Health

'Substandard medicines a problem,' recall review finds

The number of recalls of defective prescription medicines in Canada has increased over the last nine years, British researchers have found.

Drug recall 'can be regarded as a disastrous failure of the manufacturer's quality plan,' U.K. researchers say

The number of recalls of defective prescription medicines in Canada has increased over the last nine years, British researchers have found.

The number of defective medicines reported by Health Canada increased from 42 in 2005 to 143 in 2013,Tariq Almuzaini and his colleagues reported in the medical journal BMJ Open.

The two most common types of defects were:

  • Stability, such as active ingredients that degraded, or oversized tablets, such as morphine tablet recalls in Canada that raised the risk of patients taking as much as double the strength stated on the bottle. A total of 205 incidents of stability defects were identified during the study period.
  • Contamination by foreign substances or microbes, such as bacteria in solutions for injection. There were 139 incidents of contamination issues.

"Most of the failures were related to stability issues, raising the need to investigate the root causes and for stringent preventative measures to be implemented by manufacturers," the study’s authors wrote.

It’s unclear whether the rise in incidents of substandard medicine were related to improved detection by Health Canada or if manufacturers are producing more substandard medicines, the researchers said.

Since Health Canada’s adverse reaction database does not give information on the batch of medicines reported with the complaint, the researchers weren’t able to determine the clinical significance of the problems.

But the prompting of a drug recall "can be regarded as a disastrous failure of the manufacturer’s quality plan," they noted.

The researchers pointed to Health Canada’s policies, which outline the regulator’s responsibility to monitor, assess the root cause of a problem and to conduct inspections to verify that corrective actions are implemented.

Surveillance tools working

A spokesman for Health Canada said when products are recalled or advisories or alerts are issued, it means its surveillance tools are working.

"It is true that the global drug supply chain has become more complex and stretches far beyond Canadian borders. Threats to the safety and quality of product distributed through the supply chain, include, but are not limited to the issues identified in the study such as substandard medicines," Eric Morrissette, a senior media relations adviser at Health Canada, said in an email Monday.

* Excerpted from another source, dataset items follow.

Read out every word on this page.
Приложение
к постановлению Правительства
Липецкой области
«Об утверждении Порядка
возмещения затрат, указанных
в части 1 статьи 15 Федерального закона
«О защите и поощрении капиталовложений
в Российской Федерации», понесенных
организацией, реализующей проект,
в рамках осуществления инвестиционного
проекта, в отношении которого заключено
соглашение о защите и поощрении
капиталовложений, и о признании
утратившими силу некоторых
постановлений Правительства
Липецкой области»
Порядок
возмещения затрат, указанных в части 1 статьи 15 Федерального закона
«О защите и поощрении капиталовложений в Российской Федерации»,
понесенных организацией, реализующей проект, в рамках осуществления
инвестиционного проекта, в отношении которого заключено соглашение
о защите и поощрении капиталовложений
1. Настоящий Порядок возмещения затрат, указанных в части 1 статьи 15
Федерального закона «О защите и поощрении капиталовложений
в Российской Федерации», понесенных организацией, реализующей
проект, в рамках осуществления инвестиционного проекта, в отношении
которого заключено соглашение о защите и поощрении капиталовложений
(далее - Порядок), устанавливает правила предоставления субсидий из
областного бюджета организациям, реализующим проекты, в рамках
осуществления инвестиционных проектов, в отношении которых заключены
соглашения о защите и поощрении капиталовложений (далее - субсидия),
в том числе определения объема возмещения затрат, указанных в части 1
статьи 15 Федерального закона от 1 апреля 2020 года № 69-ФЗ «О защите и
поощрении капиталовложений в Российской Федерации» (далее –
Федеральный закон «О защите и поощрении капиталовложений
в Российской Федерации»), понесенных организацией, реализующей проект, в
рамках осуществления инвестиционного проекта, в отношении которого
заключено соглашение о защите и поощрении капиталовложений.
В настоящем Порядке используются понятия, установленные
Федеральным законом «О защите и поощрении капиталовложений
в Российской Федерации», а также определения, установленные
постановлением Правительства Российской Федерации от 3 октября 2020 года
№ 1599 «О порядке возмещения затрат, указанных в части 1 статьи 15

"It is difficult, however, to draw a direct correlation between the numbers of recalls Health Canada has communicated on during a period of time, and the overall quality of medicines on the Canadian market."

Morrissette pointed to contributing factors such as:

  • Improved detection of issues by Health Canada, such as the federal’s government adoption of Vanessa's Law, which, among other measures, gives the department the power to order a company to recall an unsafe product.
  • Changes to manufacturing practices, policies and oversight.
  • Health Canada’s increased efforts in openness and transparency, which may contribute to more risk communications being posted.

The British researchers also reported four incidents of falsified medicines — those where deliberate and criminal intent is involved. They said some falsified medicines may be intercepted or seized by enforcement officers on their way to target markets that aren’t necessarily intended for sale in Canada.

Other flaws identified by the researchers included packaging defects.